Continuação...

Cristian carregava o peso da culpa, não havia um só dia em que sua mente não revisitasse aquele dia fatídico onde não dera importância a um fato que poderia ter mudado tudo. Eram jovens, gostavam de aventuras perigosas, até mesmo inconsequentes, esse talvez fosse o elo mais forte entre eles. Nathacha adorava a adrenalina, seu rosto ficava completamente iluminado quando estavam em situações que envolviam velocidade ou perigos variados.

Estavam em um acampamento, iriam escalar uma das montanhas mais íngremes daquela região, porém, dessa vez, não estavam sozinhos. Um grupo de amigos também resolveu acompanhá-los na escalada. O que Christian não imaginava é que entre os amigos estaria Eva, uma garota por quem fora apaixonado na época de ensino médio. Nathacha se sentia ameaçada por ela, mesmo que ele explicasse de todas as maneiras que isso tinha ficado no passado. O simples fato da presença dela deixava Nathacha irritada, o que refletia nas suas ações diante de situações de risco.

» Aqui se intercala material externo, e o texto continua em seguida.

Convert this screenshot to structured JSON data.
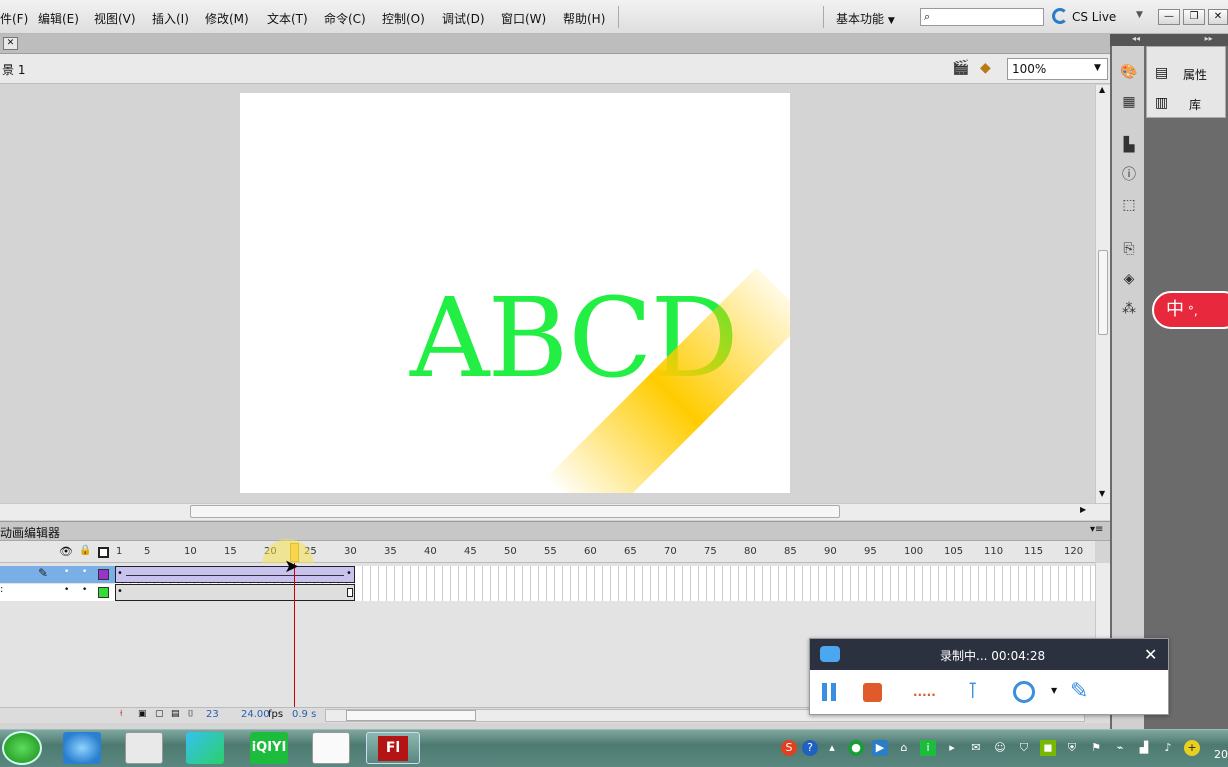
{
  "menubar": {
    "items": [
      "件(F)",
      "编辑(E)",
      "视图(V)",
      "插入(I)",
      "修改(M)",
      "文本(T)",
      "命令(C)",
      "控制(O)",
      "调试(D)",
      "窗口(W)",
      "帮助(H)"
    ],
    "workspace": "基本功能",
    "search_placeholder": "",
    "cs_live": "CS Live"
  },
  "scene": {
    "label": "景 1",
    "zoom": "100%"
  },
  "stage": {
    "text": "ABCD",
    "text_color": "#22ee44",
    "highlight_color": "#ffcc00"
  },
  "right_panel": {
    "properties": "属性",
    "library": "库"
  },
  "timeline": {
    "title": "动画编辑器",
    "ruler_ticks": [
      "1",
      "5",
      "10",
      "15",
      "20",
      "25",
      "30",
      "35",
      "40",
      "45",
      "50",
      "55",
      "60",
      "65",
      "70",
      "75",
      "80",
      "85",
      "90",
      "95",
      "100",
      "105",
      "110",
      "115",
      "120"
    ],
    "current_frame": "23",
    "fps": "24.00",
    "fps_unit": "fps",
    "time": "0.9 s",
    "layer1_color": "#9933cc",
    "layer2_color": "#33dd33"
  },
  "recorder": {
    "status": "录制中... 00:04:28"
  },
  "taskbar": {
    "app_label": "Fl",
    "clock": "20"
  }
}
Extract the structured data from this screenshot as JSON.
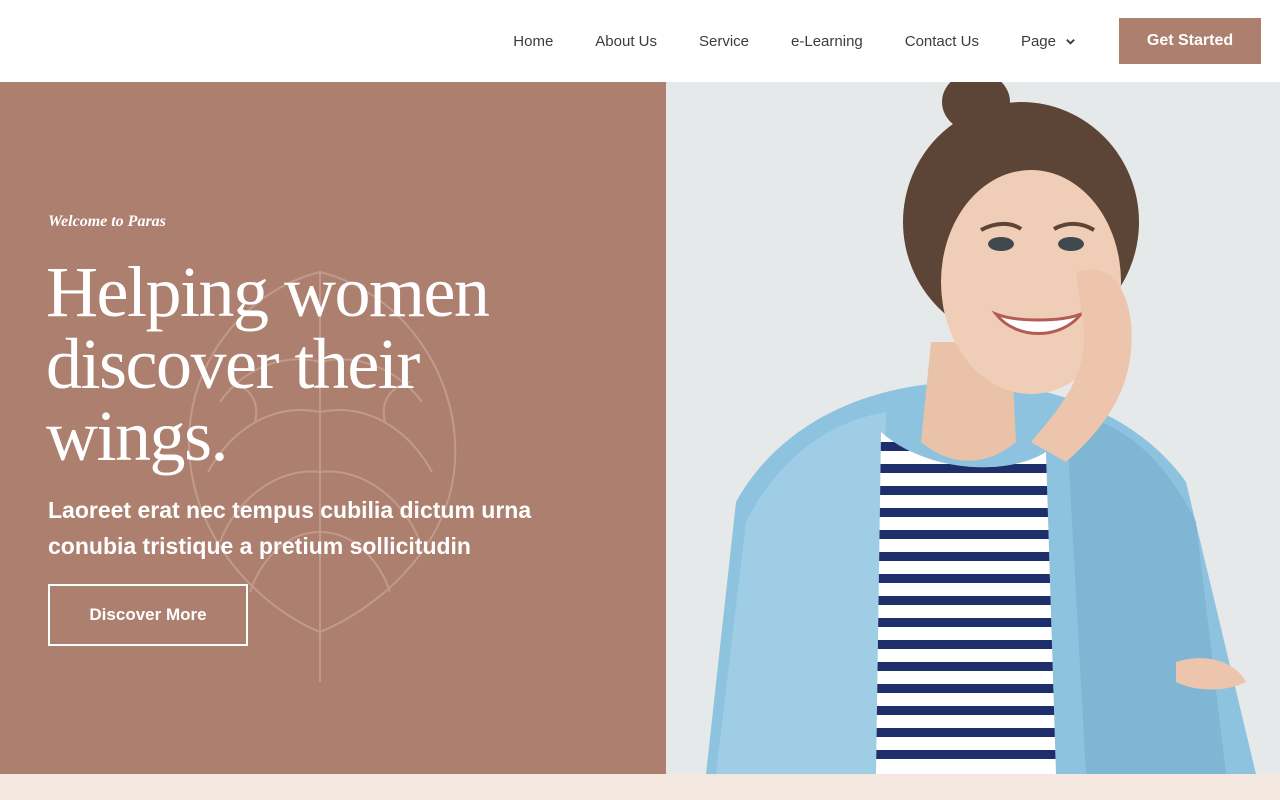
{
  "nav": {
    "items": [
      {
        "label": "Home"
      },
      {
        "label": "About Us"
      },
      {
        "label": "Service"
      },
      {
        "label": "e-Learning"
      },
      {
        "label": "Contact Us"
      },
      {
        "label": "Page",
        "icon": "chevron-down-icon"
      }
    ],
    "cta_label": "Get Started"
  },
  "hero": {
    "eyebrow": "Welcome to Paras",
    "title_lines": [
      "Helping women",
      "discover their",
      "wings."
    ],
    "subtitle": "Laoreet erat nec tempus cubilia dictum urna conubia tristique a pretium sollicitudin",
    "button_label": "Discover More",
    "decoration_icon": "leaf-outline-icon",
    "photo": "smiling-woman-photo"
  },
  "colors": {
    "accent": "#ad7f6e",
    "hero_bg": "#ad7f6e",
    "photo_bg": "#e6e9ea",
    "band_bg": "#f3e7e0",
    "text_white": "#ffffff",
    "nav_text": "#3c3c3c"
  }
}
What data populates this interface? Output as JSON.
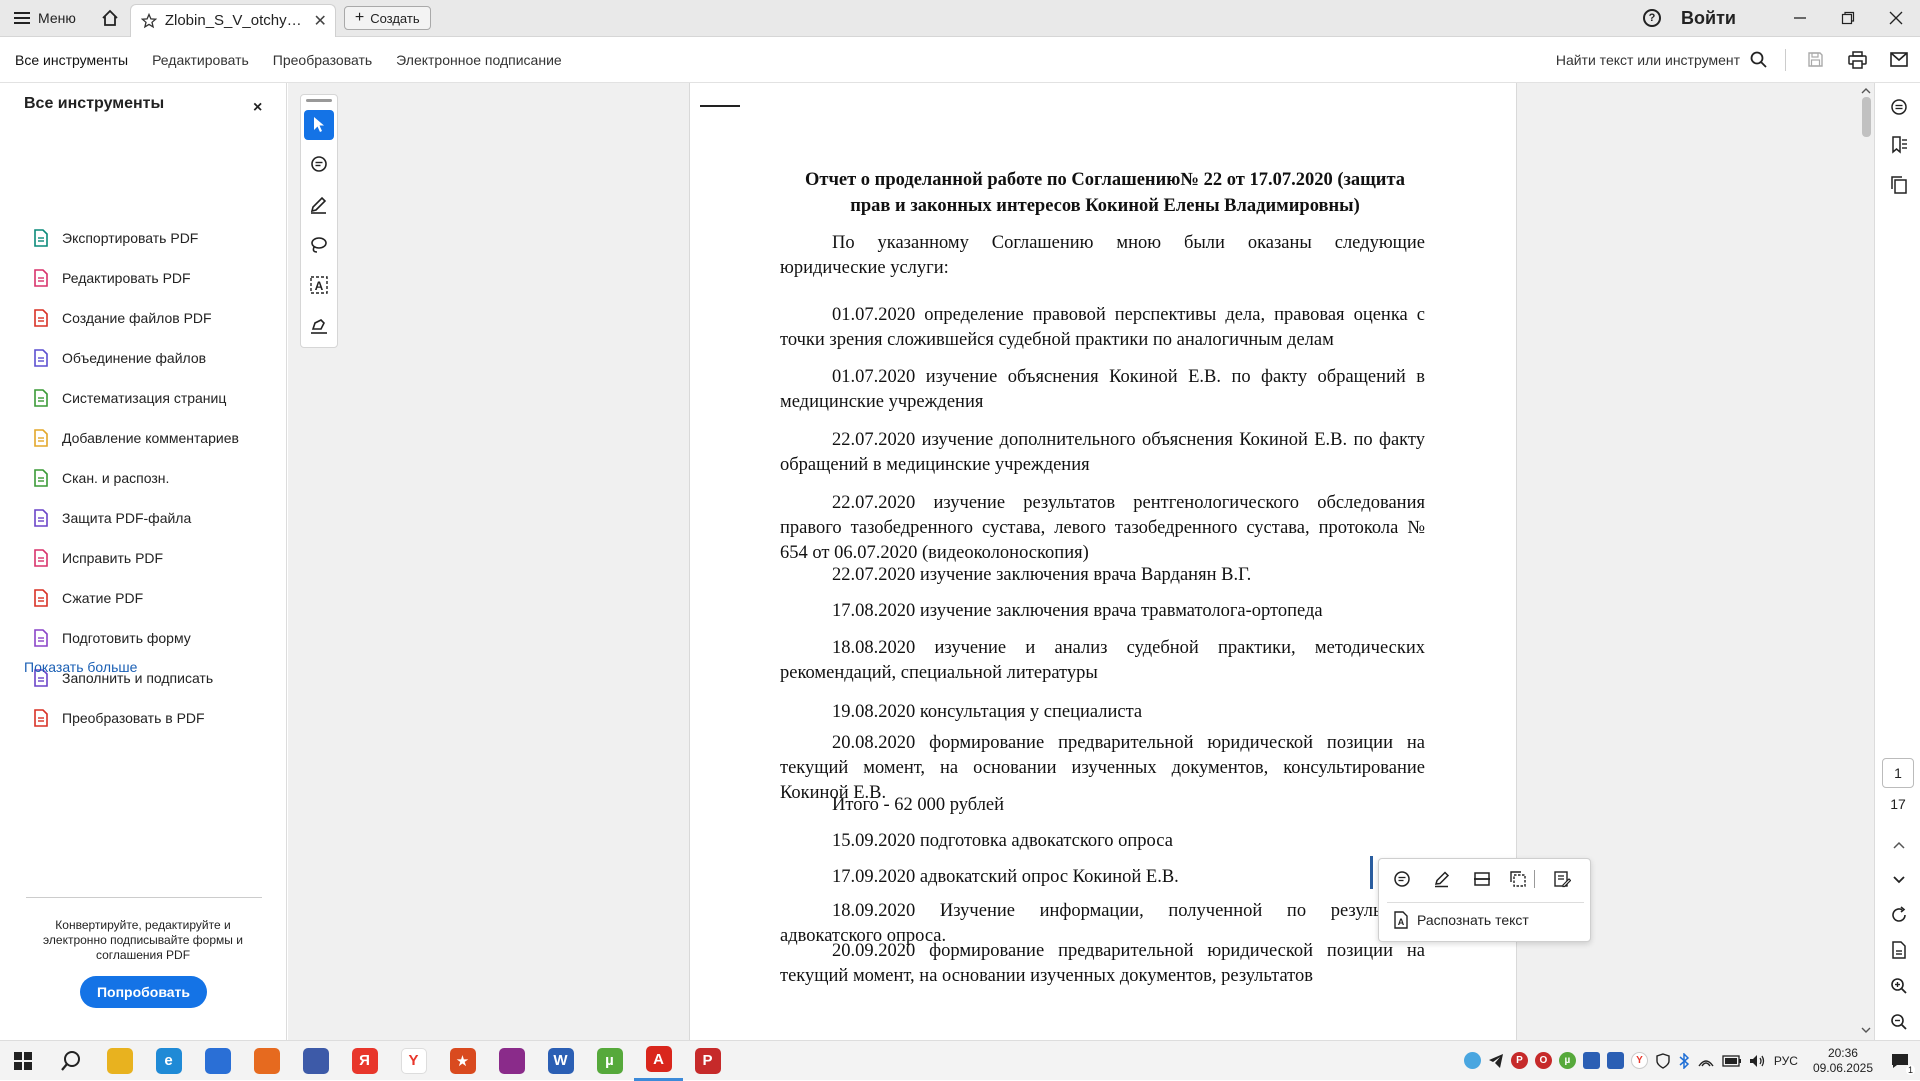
{
  "titlebar": {
    "menu_label": "Меню",
    "tab_title": "Zlobin_S_V_otchyot_...",
    "create_label": "Создать",
    "signin_label": "Войти",
    "help_glyph": "?"
  },
  "menubar": {
    "tabs": [
      "Все инструменты",
      "Редактировать",
      "Преобразовать",
      "Электронное подписание"
    ],
    "find_label": "Найти текст или инструмент"
  },
  "left_panel": {
    "title": "Все инструменты",
    "close_glyph": "×",
    "tools": [
      {
        "label": "Экспортировать PDF",
        "icon": "export-pdf-icon",
        "color": "#0a8a7a"
      },
      {
        "label": "Редактировать PDF",
        "icon": "edit-pdf-icon",
        "color": "#d9326b"
      },
      {
        "label": "Создание файлов PDF",
        "icon": "create-pdf-icon",
        "color": "#d93025"
      },
      {
        "label": "Объединение файлов",
        "icon": "combine-files-icon",
        "color": "#5b4fd0"
      },
      {
        "label": "Систематизация страниц",
        "icon": "organize-pages-icon",
        "color": "#3a9a36"
      },
      {
        "label": "Добавление комментариев",
        "icon": "comment-icon",
        "color": "#e3a72a"
      },
      {
        "label": "Скан. и распозн.",
        "icon": "scan-ocr-icon",
        "color": "#3a9a36"
      },
      {
        "label": "Защита PDF-файла",
        "icon": "protect-pdf-icon",
        "color": "#6a44c8"
      },
      {
        "label": "Исправить PDF",
        "icon": "redact-pdf-icon",
        "color": "#d9326b"
      },
      {
        "label": "Сжатие PDF",
        "icon": "compress-pdf-icon",
        "color": "#d93025"
      },
      {
        "label": "Подготовить форму",
        "icon": "prepare-form-icon",
        "color": "#8a44c8"
      },
      {
        "label": "Заполнить и подписать",
        "icon": "fill-sign-icon",
        "color": "#6a44c8"
      },
      {
        "label": "Преобразовать в PDF",
        "icon": "convert-pdf-icon",
        "color": "#d93025"
      }
    ],
    "show_more": "Показать больше",
    "promo_text": "Конвертируйте, редактируйте и электронно подписывайте формы и соглашения PDF",
    "try_button": "Попробовать"
  },
  "document": {
    "title": "Отчет о проделанной работе по Соглашению№  22 от 17.07.2020 (защита прав и законных интересов Кокиной Елены Владимировны)",
    "paragraphs": [
      "По указанному Соглашению мною были оказаны следующие юридические услуги:",
      "01.07.2020 определение правовой перспективы дела, правовая оценка с точки зрения сложившейся судебной практики по аналогичным делам",
      "01.07.2020 изучение объяснения Кокиной Е.В. по факту обращений в медицинские учреждения",
      "22.07.2020 изучение дополнительного объяснения Кокиной Е.В. по факту обращений в медицинские учреждения",
      "22.07.2020 изучение результатов рентгенологического обследования правого тазобедренного сустава, левого тазобедренного сустава, протокола № 654 от 06.07.2020 (видеоколоноскопия)",
      "22.07.2020 изучение заключения врача Варданян В.Г.",
      "17.08.2020 изучение заключения врача травматолога-ортопеда",
      "18.08.2020 изучение и анализ судебной практики, методических рекомендаций, специальной литературы",
      "19.08.2020 консультация у специалиста",
      "20.08.2020 формирование предварительной юридической позиции на текущий момент, на основании изученных документов, консультирование Кокиной Е.В.",
      "Итого - 62 000 рублей",
      "15.09.2020 подготовка адвокатского опроса",
      "17.09.2020 адвокатский опрос Кокиной Е.В.",
      "18.09.2020 Изучение информации, полученной по результатам адвокатского опроса.",
      "20.09.2020 формирование предварительной юридической позиции на текущий момент, на основании изученных документов, результатов"
    ]
  },
  "popup": {
    "recognize_label": "Распознать текст"
  },
  "right_rail": {
    "current_page": "1",
    "total_pages": "17"
  },
  "taskbar": {
    "apps": [
      {
        "name": "file-explorer-icon",
        "color": "#e8b21f",
        "glyph": ""
      },
      {
        "name": "edge-icon",
        "color": "#1f8ad6",
        "glyph": "e"
      },
      {
        "name": "store-icon",
        "color": "#2a6fd6",
        "glyph": ""
      },
      {
        "name": "firefox-icon",
        "color": "#e66a1f",
        "glyph": ""
      },
      {
        "name": "shield-app-icon",
        "color": "#3d5aa8",
        "glyph": ""
      },
      {
        "name": "yandex-icon",
        "color": "#e8362b",
        "glyph": "Я"
      },
      {
        "name": "yandex-browser-icon",
        "color": "#ffffff",
        "glyph": "Y"
      },
      {
        "name": "shield-star-icon",
        "color": "#d94a1f",
        "glyph": "★"
      },
      {
        "name": "winrar-icon",
        "color": "#8a2b8a",
        "glyph": ""
      },
      {
        "name": "word-icon",
        "color": "#2b5fb4",
        "glyph": "W"
      },
      {
        "name": "utorrent-icon",
        "color": "#56a93b",
        "glyph": "µ"
      },
      {
        "name": "acrobat-icon",
        "color": "#d9261c",
        "glyph": "A"
      },
      {
        "name": "p-app-icon",
        "color": "#c62a2a",
        "glyph": "P"
      }
    ],
    "lang": "РУС",
    "time": "20:36",
    "date": "09.06.2025",
    "notification_count": "1"
  }
}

Todos conversavam animadamente ao redor da fogueira, começariam a escalar nas primeiras horas do dia.

O acampamento era bem no pé da montanha, o ar da noite estava gelado e uma densa neblina cobria o céu. O grupo estava animado, bebiam e cantavam ao som de um vilão que um dos meninos dedilhava muito bem. Nathacha bebia seu conhaque um pouco afastada do grupo. Cristian tentou por diversas vezes integrá-la ao grupo, sem sucesso, mas estava tão eufórico com os amigos e também sob influência do calor da fogueira e da bebida que não dera a devida importância ao que acontecia. Em um certo momento, um dos meninos sugeriu que todos pulassem no rio, pelados. Foi uma sugestão em forma de desafio, em meio a risadas e protestos, o grupo se despiu e correu em direção ao rio.

A temperatura estava em torno dos 10 graus, porém a água estava deliciosamente morna. Continuaram rindo e conversando. Cristian então se deu conta de que quem estava do seu lado não era Nathacha, imediatamente saiu à procura da namorada. Não a encontrou perto da fogueira, andou ao redor do acampamento e não obteve sucesso na busca. Com o coração acelerado, chamou e ninguém respondeu. Entrou na barraca e, mesmo no escuro, seu interior foi preenchido pelo cheiro dominador do perfume dela. Acendeu a pequena luminária e se deparou com a namorada enrolada no cobertor. Aquela cena acalmou seu coração de uma forma que até ficou apertado no peito. Deitou ao lado dela para fazer um carinho, tomou um susto quando foi subitamente dominado por golpe de jiu-jitsu. Ela sorriu e o beijou de forma selvagem e urgente, ficou surpreso ao perceber que ela estava usando apenas uma pequena calcinha branca, que não cobria nada, mas a deixava ainda mais sexy e apetitosa. Aproveitou aquele momento para admirar a beleza da namorada. Seu cabelo volumoso deixava seu rosto misterioso e, quando sorria, seus olhos claros brilhavam convidativos, amava aquela mulher. Com um movimento certeiro e firme, trouxe-a para mais perto, segurando sua nuca, beijou-a com urgência e sofreguidão, segurou sua carne macia, esfregando-se nela, ouviu um gemido e isso inflamou ainda mais seu desejo, beijou seu pescoço e desceu para os pequenos mamilos enrijecidos pelo toque, contornou a auréola com a língua enquanto sentia Nathacha se contorcendo sob seu corpo. – Cris... – ela tentou pronunciar seu nome, mas foi impossível concluir, sua boca explorava o corpo todo, as mãos no cabelo de Cristian tentavam puxá-lo, mas, ao mesmo tempo, lhe indicavam o caminho a percorrer, e ele prazerosamente saboreava cada contorno com a língua, com a boca, beijando, sugando, acariciando e guiando-a para o êxtase. Esse momento era composto por uma linguagem própria dos dois, era mútua, entendiam muito bem, e quando sentiu que ela estava se aproximando do ápice do desejo, mergulhou por completo em seu corpo, unindo-se a ela, deixando seu corpo falar por ele.

Quanto mais fundo ele chegava, mais intenso ficava o beijo, apertado e duro, selvagem, em uma explosão de luxúria e tesão, chegaram juntos, suados e com sorriso bobo no rosto, ao mais intenso gozo do prazer, um tremor percorreu o corpo de Nathacha, Cristian sorriu, sabia do poder que tinha sob o corpo dela.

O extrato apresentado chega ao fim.